Oh you’re a yogi name one picnic basket you’ve stolen
When my kid has a friend over and he starts talking to me, I’m like, “No. This is the opposite of why I let you come here.”
For the love of God, if you leave me a voicemail, don’t just say “Call me back.” Tell me what it’s in regards to so I can prepare my defense
6yo: Teacher, are you married?
Me: No
6yo: Me either.
[Darth Vader sitting down]
DV: *takes sip of smoothie before spitting it out* What’s this?!? I said strawberry-banana!
Aid: We thought you might want to try kale again for your health my Lord
DV: You thought?
*begins force choking*
You have kale’d me for the last time
Anyone can recommend a good Hobbit movie?
I wasted 400 years of my life trying to figure out if I was a vampire.
Sorry I asked if your grandparents were part of the Halloween display at your house.
Sorry. Not sorry
Brain cancer from cell phones is no longer considered a risk because who holds their phone up to their head anymore?
The police have asked me to stop sending them cryptic taunting messages until I’ve actually committed a crime
[texting]
Me: I’m over IT.
Friend: Over what?
Me: You know…IT.
Friend: IT is a pronoun that could mean anything.
Me: IT as in Information Technology.
Friend: You CAN’T be over that.
[1 week later]
Me, via handwritten letter: Well, I am.
I’ve been learning to cook.
“Everyday I’m mumblin'”-Bane
Him: (on phone) Why are you single?
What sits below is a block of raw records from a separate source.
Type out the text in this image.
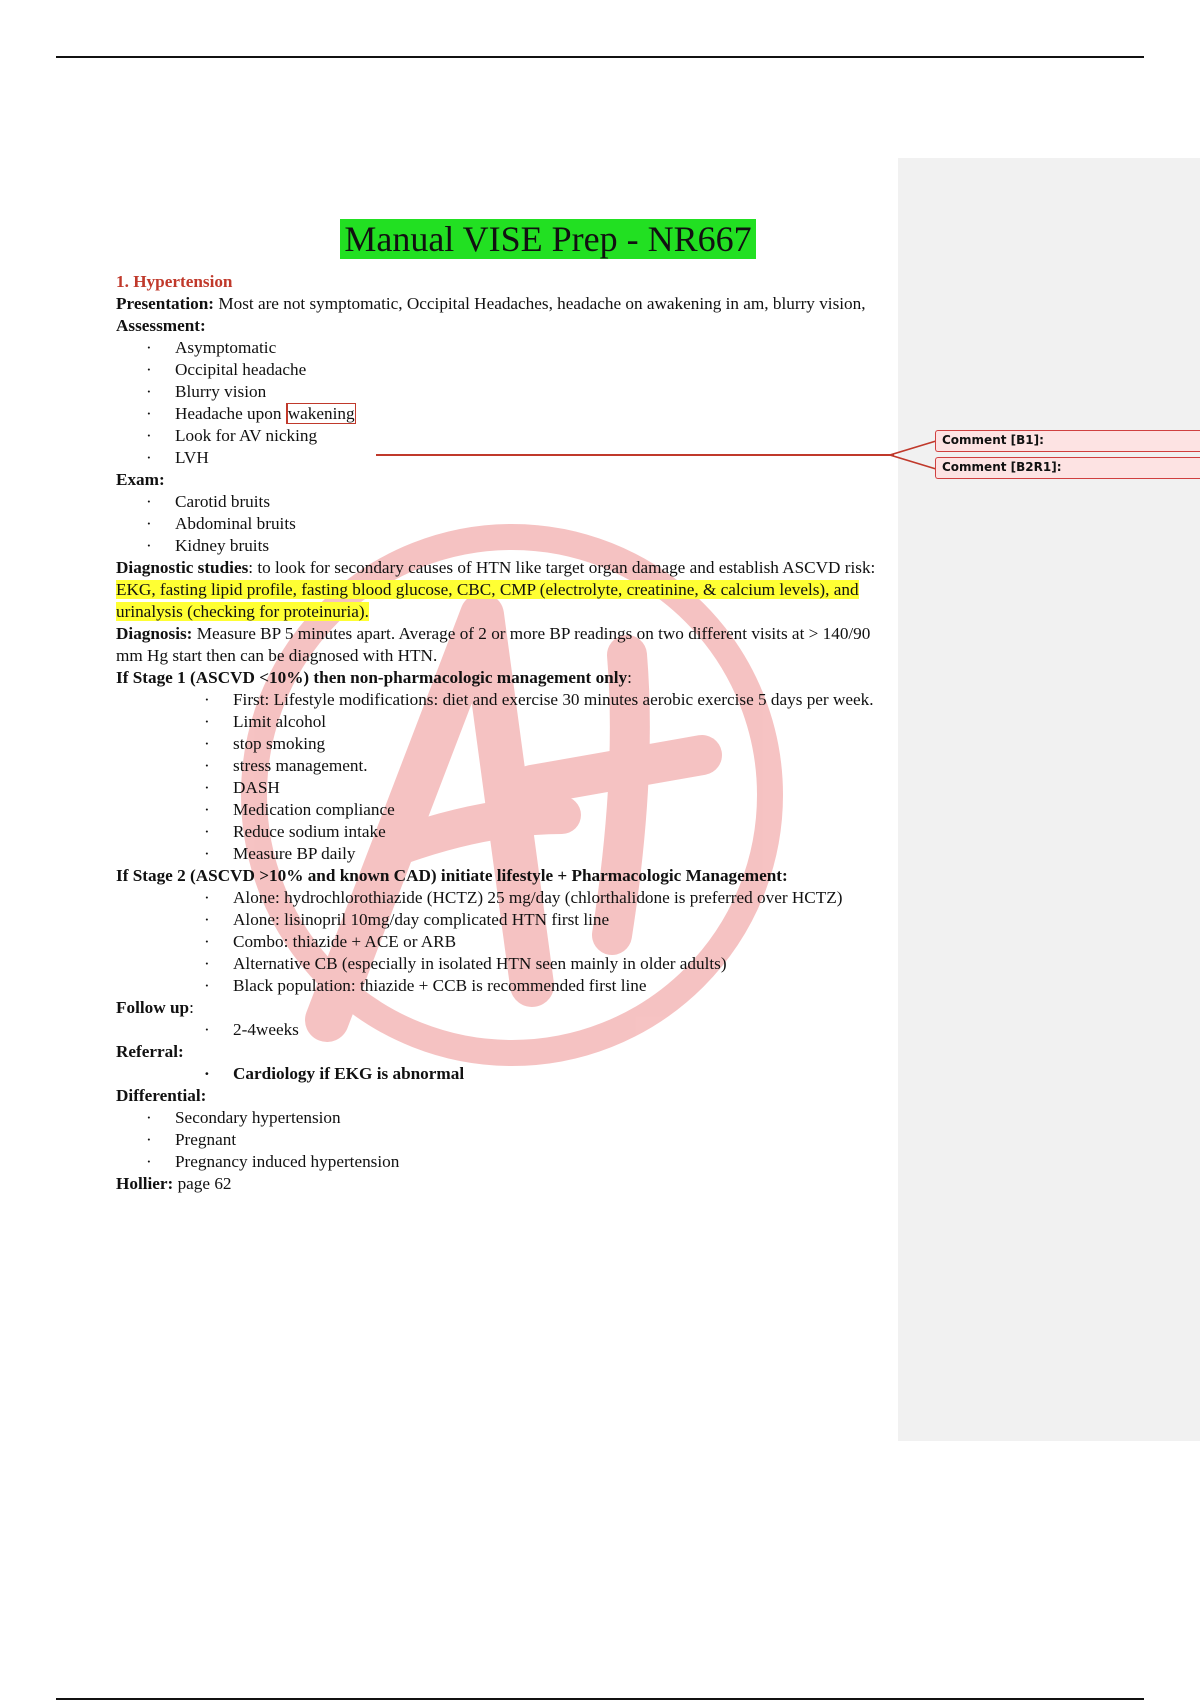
Manual VISE Prep - NR667
1. Hypertension
Presentation: Most are not symptomatic, Occipital Headaches, headache on awakening in am, blurry vision,
Assessment:
· Asymptomatic
· Occipital headache
· Blurry vision
· Headache upon wakening
· Look for AV nicking
· LVH
Exam:
· Carotid bruits
· Abdominal bruits
· Kidney bruits
Diagnostic studies: to look for secondary causes of HTN like target organ damage and establish ASCVD risk: EKG, fasting lipid profile, fasting blood glucose, CBC, CMP (electrolyte, creatinine, & calcium levels), and urinalysis (checking for proteinuria).
Diagnosis: Measure BP 5 minutes apart. Average of 2 or more BP readings on two different visits at > 140/90 mm Hg start then can be diagnosed with HTN.
If Stage 1 (ASCVD <10%) then non-pharmacologic management only:
· First: Lifestyle modifications: diet and exercise 30 minutes aerobic exercise 5 days per week.
· Limit alcohol
· stop smoking
· stress management.
· DASH
· Medication compliance
· Reduce sodium intake
· Measure BP daily
If Stage 2 (ASCVD >10% and known CAD) initiate lifestyle + Pharmacologic Management:
· Alone: hydrochlorothiazide (HCTZ) 25 mg/day (chlorthalidone is preferred over HCTZ)
· Alone: lisinopril 10mg/day complicated HTN first line
· Combo: thiazide + ACE or ARB
· Alternative CB (especially in isolated HTN seen mainly in older adults)
· Black population: thiazide + CCB is recommended first line
Follow up:
· 2-4weeks
Referral:
· Cardiology if EKG is abnormal
Differential:
· Secondary hypertension
· Pregnant
· Pregnancy induced hypertension
Hollier: page 62
Comment [B1]:
Comment [B2R1]:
Me: (watching a movie about a killer tire) I don’t know.
“You knew what you were getting into when you had children”
Did I? Did I know that I’d be arguing with a 4yo that we don’t lick peoples feet? DID I KNOW THAT?
Just looked in my 8 yr old son’s bedroom and I’m pretty sure it can’t be ruled out that the Malaysian jet may be in there somewhere.
Little known fact:
Henry Ford called it an automobile because “Horse with no Name” sounded stupid.